North American Network Operators Group|
Date Prev | Date Next | Date Index | Thread Index | Author Index | Historical
Re: General question on rfc1918
> From [email protected] Tue Nov 13 09:12:04 2007 > Cc: "[email protected]" <[email protected]> > From: Joe Abley <[email protected]> > To: Drew Weaver <[email protected]> > Subject: Re: General question on rfc1918 > Date: Tue, 13 Nov 2007 10:10:26 -0500 > > > > On 13-Nov-2007, at 10:08, Drew Weaver wrote: > > > Hi there, I just had a real quick question. I hope this is > > found to be on topic. > > > > Is it to be expected to see rfc1918 src'd packets coming from > > transit carriers? > > You should not send packets with RFC1918 source or destination > addresses to the Internet. Everybody should follow this advice.

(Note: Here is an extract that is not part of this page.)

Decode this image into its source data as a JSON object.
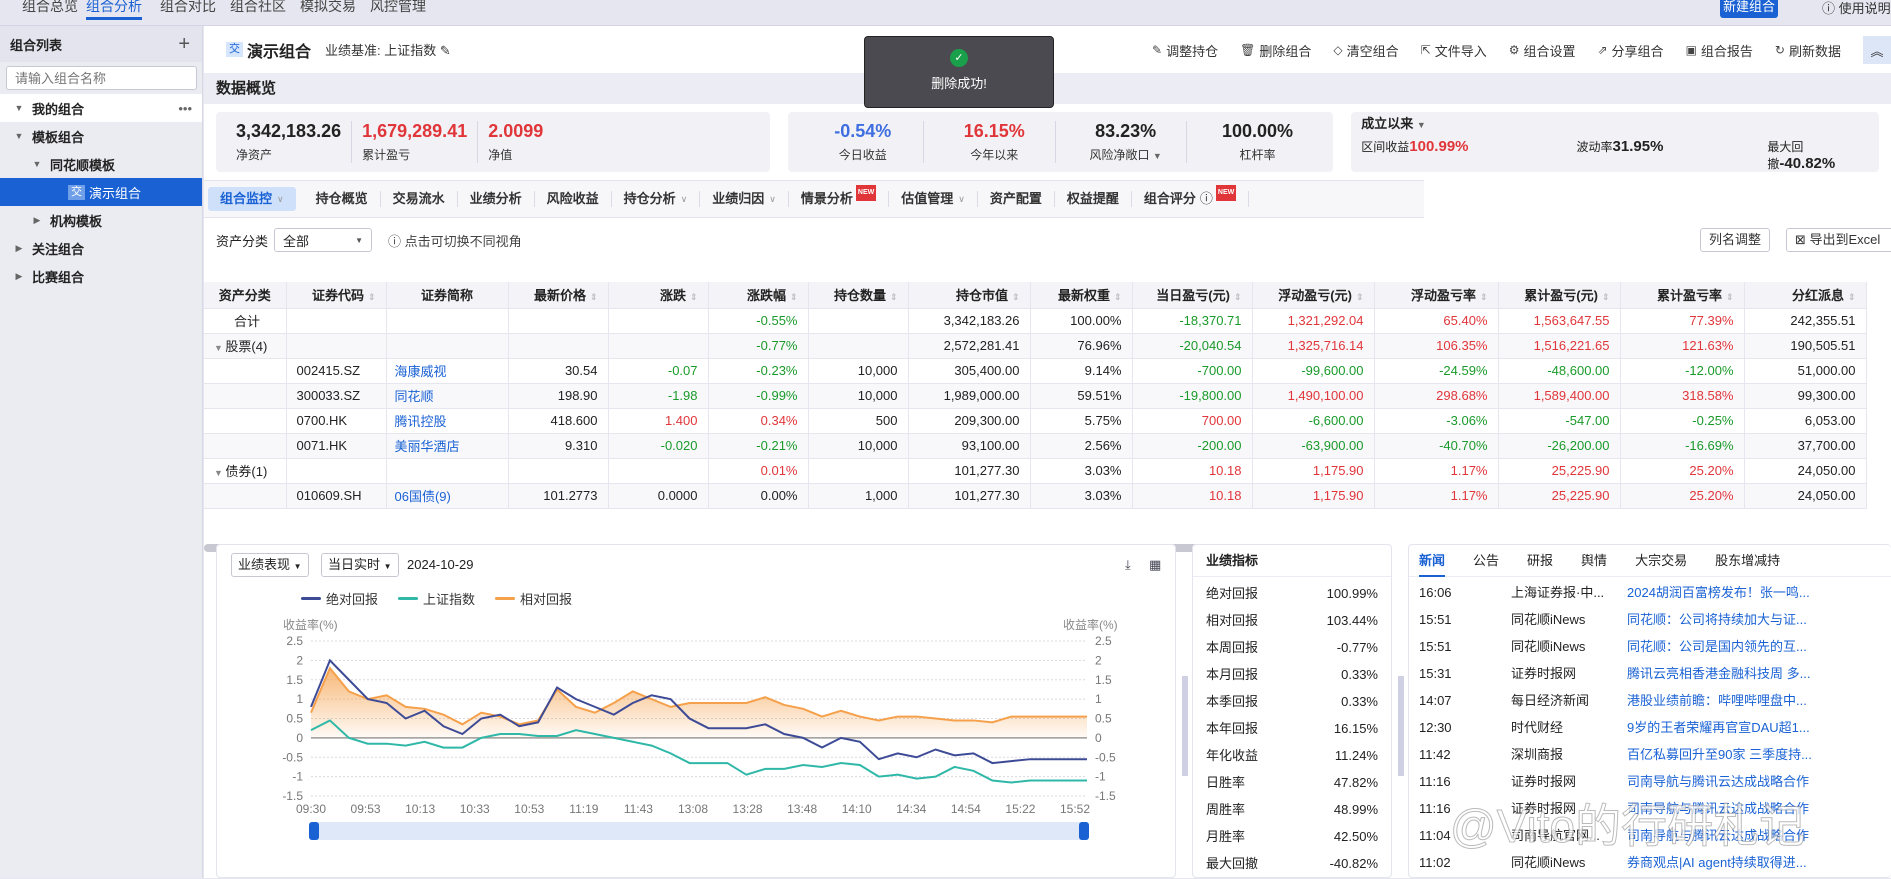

If > everybody did follow that advice, you wouldn't see the packets you are > seeing. Really? What do you do if a 'network internal' device -- a legitimate use of RFC1918 addresses -- discovers 'host/network unreachable' for an external-origin packet transitinng that device? <evil grin> Your comment _is_ "generally correct", but there are some significant 'corner cases' that do complicate life. Packets that could conceivably generate a reply/response and have an RFC 1918 address (source -or- dest) should be ingress *and* egress filtered -- unless there is specific agreement with the adjacent network with regard to coordinated use of specific portions of that space. Packets which are strictly error/status reporting -- e.g. IMP 'unreachable', 'ttl exceeded', 'redirect', etc. -- should *NOT* be filtered at network boundaries _solely_ because of an RFC1918 source address.